Toutes les références échiquéennes précédemment citées figurent dans le roman de Francis Van Gured. Mais elles ne sont pas les seules, loin s’en faut. Il est également question de joueurs légendaires tels que Bobby Fisher et Gary Kasparov, mais aussi de la Fédération Internationale Des Échecs (la FIDE), du célèbre Cercle Caïssa, un club qui a remis Paris au centre du jeu au siècle dernier, et de bien d’autres choses encore. Vous l’aurez compris, Les sentiers de la vérité est un thriller où les échecs jouent un rôle primordial. Andréa Davenport, le héros, y est assimilé d’une certaine façon, à un simple pion que son mystérieux antagoniste prend plaisir à bringuebaler de droite à gauche, comme pourrait le faire un champion en pleine maîtrise de sa partie. Mais n’oublions pas cependant, pour paraphraser Philidor, que « le pion est l’âme des échecs ».

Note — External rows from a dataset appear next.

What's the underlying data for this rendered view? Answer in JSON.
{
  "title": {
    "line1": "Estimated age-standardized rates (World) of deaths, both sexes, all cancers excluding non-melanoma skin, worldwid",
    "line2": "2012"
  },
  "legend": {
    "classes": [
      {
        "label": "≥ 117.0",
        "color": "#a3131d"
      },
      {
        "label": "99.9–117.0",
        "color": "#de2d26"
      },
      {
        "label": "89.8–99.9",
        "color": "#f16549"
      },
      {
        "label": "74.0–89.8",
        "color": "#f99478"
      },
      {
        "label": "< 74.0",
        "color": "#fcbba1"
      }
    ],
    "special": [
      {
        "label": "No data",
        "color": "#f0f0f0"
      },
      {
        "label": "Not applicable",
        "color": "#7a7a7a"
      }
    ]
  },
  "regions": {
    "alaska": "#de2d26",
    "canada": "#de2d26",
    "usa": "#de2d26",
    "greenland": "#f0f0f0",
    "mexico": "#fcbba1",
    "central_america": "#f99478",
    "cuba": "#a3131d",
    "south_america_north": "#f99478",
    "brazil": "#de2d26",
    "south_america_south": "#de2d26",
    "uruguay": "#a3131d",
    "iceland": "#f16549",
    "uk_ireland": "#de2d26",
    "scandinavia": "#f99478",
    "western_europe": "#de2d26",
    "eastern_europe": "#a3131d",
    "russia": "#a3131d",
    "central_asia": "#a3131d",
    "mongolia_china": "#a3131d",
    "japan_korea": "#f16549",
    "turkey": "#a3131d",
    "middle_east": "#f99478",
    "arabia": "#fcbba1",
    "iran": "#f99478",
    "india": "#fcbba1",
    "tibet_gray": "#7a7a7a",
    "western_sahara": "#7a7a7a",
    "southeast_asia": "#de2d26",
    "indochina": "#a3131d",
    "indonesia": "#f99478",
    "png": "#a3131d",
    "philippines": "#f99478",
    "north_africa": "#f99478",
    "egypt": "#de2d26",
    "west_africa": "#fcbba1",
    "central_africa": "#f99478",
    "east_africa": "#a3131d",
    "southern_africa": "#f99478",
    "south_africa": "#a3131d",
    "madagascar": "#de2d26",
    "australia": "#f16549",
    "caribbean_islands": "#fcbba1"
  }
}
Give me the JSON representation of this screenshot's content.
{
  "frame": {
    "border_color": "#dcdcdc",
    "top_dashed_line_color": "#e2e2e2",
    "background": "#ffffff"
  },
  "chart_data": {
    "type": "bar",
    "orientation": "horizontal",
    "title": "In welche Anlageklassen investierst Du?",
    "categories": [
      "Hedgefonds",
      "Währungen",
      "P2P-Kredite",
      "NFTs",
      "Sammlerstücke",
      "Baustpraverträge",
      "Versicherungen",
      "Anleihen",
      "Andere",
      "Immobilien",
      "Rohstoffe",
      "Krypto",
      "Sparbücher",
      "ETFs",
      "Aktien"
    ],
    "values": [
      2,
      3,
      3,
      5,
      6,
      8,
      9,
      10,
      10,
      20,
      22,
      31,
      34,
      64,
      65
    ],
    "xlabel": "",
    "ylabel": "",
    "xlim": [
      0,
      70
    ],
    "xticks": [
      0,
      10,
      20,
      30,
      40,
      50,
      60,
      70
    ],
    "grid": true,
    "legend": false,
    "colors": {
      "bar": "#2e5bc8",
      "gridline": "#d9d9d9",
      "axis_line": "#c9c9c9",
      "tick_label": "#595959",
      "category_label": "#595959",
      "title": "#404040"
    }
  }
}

Quelques mots sur l’auteur : Francis Van Gured

Faire une présentation de l’auteur des Sentiers de la vérité serait quelque peu hasardeux pour la simple et bonne raison que Francis Van Gured reste discret. Trop peut-être. Aucune information ou presque ne filtre sur lui. Pas de site internet. Aucune activité connue sur les réseaux sociaux. Rien. L’auteur demeure une énigme et semble peu enclin à montrer ne serait-ce que son visage ou dévoiler quoi que ce soit sur sa vie. Tout juste sait-on qu’il a concocté une énigme (échiquéenne bien sûr) pour ses lecteurs. Celle-ci figure à la toute fin de son livre, en dessous d’une illustration représentant une vue aérienne de Paris, et qu’il a dessinée lui-même. Avis aux amateurs. Peut-être découvriront-ils quelque chose d’intéressant sur l’auteur…

Avec son sens du rythme, ses nombreuses énigmes et ses références variées au monde des échecs, le livre de Francis Van Gured devrait plaire aussi bien aux amateurs de beau jeu qu’aux passionnés d’Histoire. Débutants et joueurs chevronnés devraient y trouver leur compte.